Rarely, teratomas harbor nongerminal malignancies, such as rhabdomyosarcoma, squamous cell carcinoma, primitive neuroectodermal tumor (PNET), enteric-type adenocarcinoma, and angiosarcoma.
Metastases from secondary malignancies tend to be resistant to chemotherapy directed at the primary germ cell neoplasm.
Carcinoid tumor of the testis is extremely rare and is considered a monodermal form of teratoma. About 15–25 % of testicular carcinoid tumors are admixed with other elements of teratoma.

Imaging

Ultrasound

At gray-scale ultrasound, teratomas tend to be well-defined complex masses with cystic change.
Echogenic foci, with or without shadow, represent calcification, cartilage, immature bone, and fibrosis (Fig. 7.16).

Fig. 7.16

Surgically proved mature teratoma in a 30-year-old patient.

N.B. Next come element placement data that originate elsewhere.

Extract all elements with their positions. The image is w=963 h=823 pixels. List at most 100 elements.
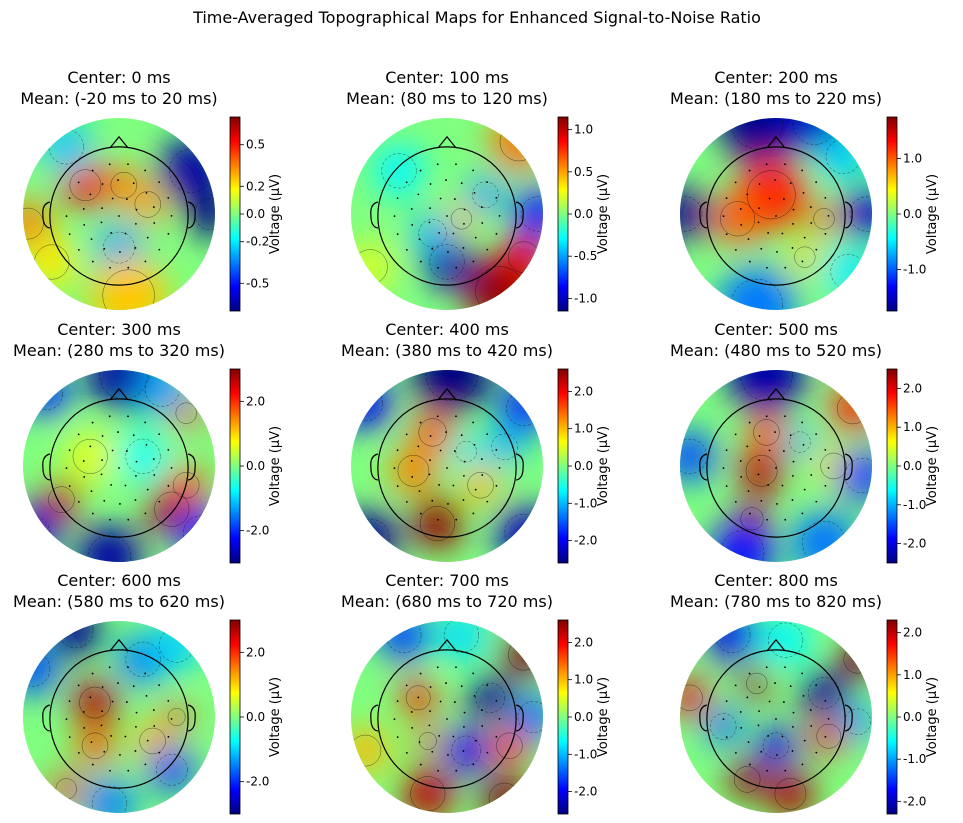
- colorbar-tick-label: 0.0: [246, 459, 265, 473]
- sensor-dot: [134, 750, 137, 752]
- head-outline: [49, 649, 189, 789]
- sensor-dot: [127, 666, 129, 669]
- contour-line: [733, 766, 761, 793]
- sensor-dot: [153, 725, 156, 727]
- potential-blob: [23, 643, 59, 695]
- contour-line: [58, 621, 94, 649]
- sensor-dot: [127, 769, 130, 772]
- contour-line: [844, 458, 872, 494]
- sensor-dot: [739, 711, 742, 713]
- sensor-dot: [158, 684, 161, 687]
- sensor-dot: [103, 247, 106, 250]
- sensor-dot: [775, 467, 777, 469]
- potential-blob: [738, 447, 785, 495]
- sensor-dot: [734, 181, 737, 184]
- contour-line: [134, 191, 162, 218]
- sensor-dot: [111, 449, 114, 452]
- sensor-dot: [792, 222, 794, 225]
- sensor-dot: [803, 236, 806, 239]
- sensor-dot: [158, 500, 161, 503]
- potential-blob: [351, 240, 397, 293]
- potential-blob: [680, 678, 710, 718]
- nose-outline: [109, 387, 129, 401]
- sensor-dot: [436, 163, 439, 166]
- sensor-dot: [158, 751, 161, 754]
- sensor-dot: [445, 179, 447, 181]
- sensor-dot: [127, 266, 130, 269]
- contour-line: [816, 723, 842, 749]
- sensor-dot: [453, 198, 456, 200]
- panel-title-center: Center: 300 ms: [57, 320, 181, 339]
- sensor-dot: [144, 512, 147, 515]
- right-ear-outline: [515, 201, 524, 229]
- colorbar-bar: [557, 368, 569, 564]
- contour-line: [720, 201, 756, 237]
- contour-line: [69, 169, 102, 202]
- sensor-dot: [117, 431, 119, 433]
- sensor-dot: [473, 443, 476, 446]
- sensor-dot: [125, 198, 128, 200]
- sensor-dot: [792, 474, 794, 477]
- colorbar-bar: [886, 368, 898, 564]
- sensor-dot: [405, 248, 408, 251]
- sensor-dot: [824, 448, 827, 451]
- sensor-dot: [417, 193, 420, 196]
- sensor-dot: [758, 435, 761, 437]
- sensor-dot: [132, 182, 135, 185]
- sensor-dot: [446, 467, 448, 469]
- colorbar-tick-label: 0.5: [246, 138, 265, 152]
- sensor-dot: [110, 232, 113, 234]
- potential-blob: [810, 718, 847, 755]
- potential-blob: [512, 188, 543, 240]
- sensor-dot: [83, 476, 86, 478]
- sensor-dot: [792, 711, 795, 714]
- sensor-dot: [146, 488, 149, 491]
- sensor-dot: [781, 735, 784, 738]
- sensor-dot: [405, 500, 408, 503]
- contour-line: [351, 734, 382, 767]
- colorbar: 1.0 0.5 0.0 -0.5 -1.0 Voltage (µV): [557, 116, 611, 312]
- sensor-dot: [810, 474, 813, 476]
- contour-line: [397, 454, 430, 487]
- sensor-dot: [410, 711, 413, 713]
- colorbar-label: Voltage (µV): [925, 426, 940, 506]
- contour-line: [172, 471, 200, 499]
- sensor-dot: [439, 700, 442, 703]
- left-ear-outline: [699, 453, 708, 481]
- sensor-dot: [110, 735, 113, 737]
- sensor-dot: [815, 248, 818, 251]
- sensor-dot: [118, 215, 120, 217]
- sensor-dot: [144, 421, 147, 424]
- colorbar-bar: [229, 116, 241, 312]
- sensor-dot: [396, 233, 399, 236]
- sensor-dot: [167, 196, 170, 199]
- sensor-dot: [791, 750, 794, 752]
- sensor-dot: [774, 179, 776, 181]
- contour-line: [746, 672, 768, 695]
- sensor-dot: [472, 672, 475, 675]
- sensor-dot: [411, 224, 414, 226]
- sensor-dot: [419, 169, 422, 172]
- sensor-dot: [810, 725, 813, 727]
- sensor-dot: [784, 666, 786, 669]
- colorbar-tick-label: 0.5: [574, 165, 593, 179]
- potential-blob: [77, 524, 142, 562]
- panel-title-center: Center: 700 ms: [385, 571, 509, 590]
- colorbar-tick-label: -1.0: [574, 747, 597, 761]
- sensor-dot: [167, 448, 170, 451]
- sensor-dot: [473, 191, 476, 194]
- sensor-dot: [135, 460, 138, 463]
- right-ear-outline: [844, 453, 853, 481]
- sensor-dot: [481, 725, 484, 727]
- sensor-dot: [153, 222, 156, 224]
- sensor-dot: [495, 196, 498, 199]
- sensor-dot: [90, 741, 93, 744]
- sensor-dot: [134, 499, 137, 501]
- potential-blob: [23, 200, 52, 247]
- sensor-dot: [117, 682, 119, 684]
- sensor-dot: [100, 221, 103, 224]
- colorbar-tick-label: 2.0: [574, 635, 593, 649]
- sensor-dot: [498, 717, 501, 720]
- sensor-dot: [103, 499, 106, 502]
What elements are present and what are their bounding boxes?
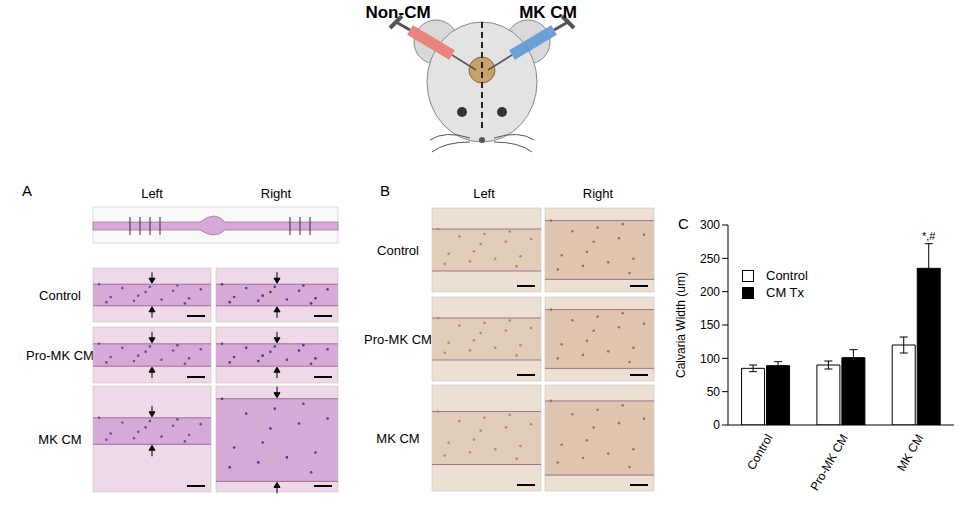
svg-text:Non-CM: Non-CM bbox=[365, 3, 430, 22]
svg-text:Pro-MK CM: Pro-MK CM bbox=[364, 332, 432, 347]
svg-text:MK CM: MK CM bbox=[38, 432, 81, 447]
html-text:C: C bbox=[678, 215, 689, 232]
svg-text:Control: Control bbox=[744, 432, 775, 473]
html-text:Control: Control bbox=[766, 268, 808, 283]
svg-text:250: 250 bbox=[700, 252, 720, 266]
svg-text:Left: Left bbox=[473, 186, 495, 201]
svg-text:Right: Right bbox=[583, 186, 614, 201]
svg-text:150: 150 bbox=[700, 318, 720, 332]
svg-text:Control: Control bbox=[39, 288, 81, 303]
svg-text:300: 300 bbox=[700, 218, 720, 232]
svg-text:0: 0 bbox=[713, 418, 720, 432]
svg-text:50: 50 bbox=[707, 385, 721, 399]
svg-text:Right: Right bbox=[261, 186, 292, 201]
svg-text:*,#: *,# bbox=[922, 230, 936, 242]
svg-text:B: B bbox=[380, 182, 390, 199]
svg-text:Pro-MK CM: Pro-MK CM bbox=[26, 348, 94, 363]
svg-text:Control: Control bbox=[377, 243, 419, 258]
svg-text:Left: Left bbox=[141, 186, 163, 201]
svg-text:MK CM: MK CM bbox=[519, 3, 577, 22]
svg-text:Pro-MK CM: Pro-MK CM bbox=[808, 432, 851, 493]
svg-text:200: 200 bbox=[700, 285, 720, 299]
html-text:CM Tx: CM Tx bbox=[766, 285, 804, 300]
svg-text:100: 100 bbox=[700, 352, 720, 366]
svg-text:MK CM: MK CM bbox=[894, 432, 926, 474]
svg-text:A: A bbox=[22, 182, 32, 199]
svg-text:MK CM: MK CM bbox=[376, 431, 419, 446]
svg-text:Calvaria Width (um): Calvaria Width (um) bbox=[674, 272, 688, 378]
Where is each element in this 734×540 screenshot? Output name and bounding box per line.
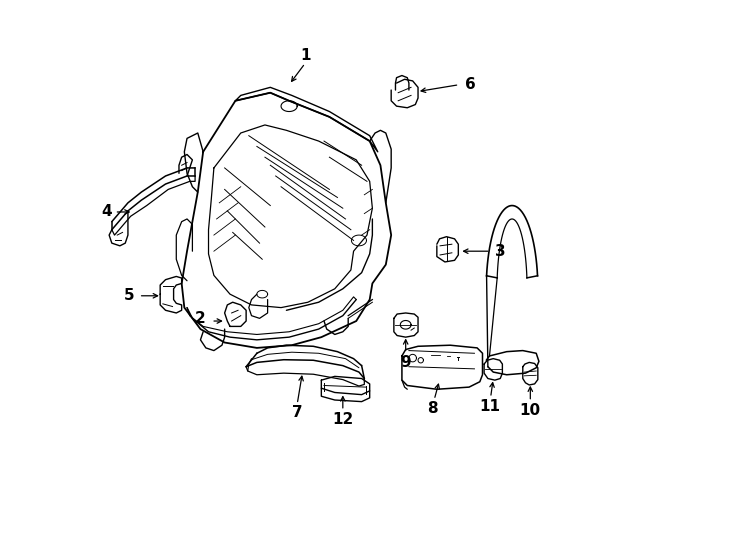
Text: 1: 1 <box>300 48 310 63</box>
Text: 10: 10 <box>520 403 541 418</box>
Text: 5: 5 <box>124 288 135 303</box>
Text: 4: 4 <box>101 205 112 219</box>
Text: 3: 3 <box>495 244 506 259</box>
Text: 9: 9 <box>400 355 411 370</box>
Text: 7: 7 <box>292 405 302 420</box>
Text: 2: 2 <box>195 311 206 326</box>
Text: 8: 8 <box>427 401 438 416</box>
Text: 12: 12 <box>333 412 354 427</box>
Text: 11: 11 <box>479 400 500 415</box>
Text: 6: 6 <box>465 77 476 92</box>
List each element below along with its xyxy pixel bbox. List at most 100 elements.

Transverse oblique US scan showing a markedly heterogeneous mass (curved arrow) with cystic areas, fluid–debris levels (arrowheads), and echogenic foci (arrows)
A diffuse parenchymal texture change with broad bands of dense echogenic foci associated with an acoustic shadow may be seen with teratomas.

Magnetic Resonance Imaging

On MRI, teratomas can contain low-signal-intensity areas, most likely due to calcification within the tumor, on both T1-weighted and T2-weighted images.

Pathology

Pure teratoma varies considerably in size and is typically solid and cystic, sometimes with areas of hemorrhage or necrosis and without apparent infiltration of paratesticular structures (Fig. 7.17).

Fig. 7.17

Teratoma. Tumor is sharply demarcated and with characteristic solid and cystic components. This example was a pure teratoma in a postpubertal male
The cystic spaces contain mucoid fluid, serous fluid, or keratinous debris. Cartilage or fibrous tissue may be found in solid areas.
Microscopically, teratoma is composed of somatic-type elements resembling postnatal tissues derived from ectoderm (such as squamous or neuronal tissue), endoderm (such as respiratory or gastrointestinal-type glands), and/or mesoderm (such as cartilage, muscle, or fat) (Fig. 7.18).

Fig. 7.18

Teratoma. At left is an aggregate of keratinizing squamous epithelial cells. Cartilage and fat are evident at upper right
The presence of immature elements, such as immature neuroepithelium, embryonic tubules, blastema, or immature soft tissues, is often noted, but such findings are of no known prognostic significance.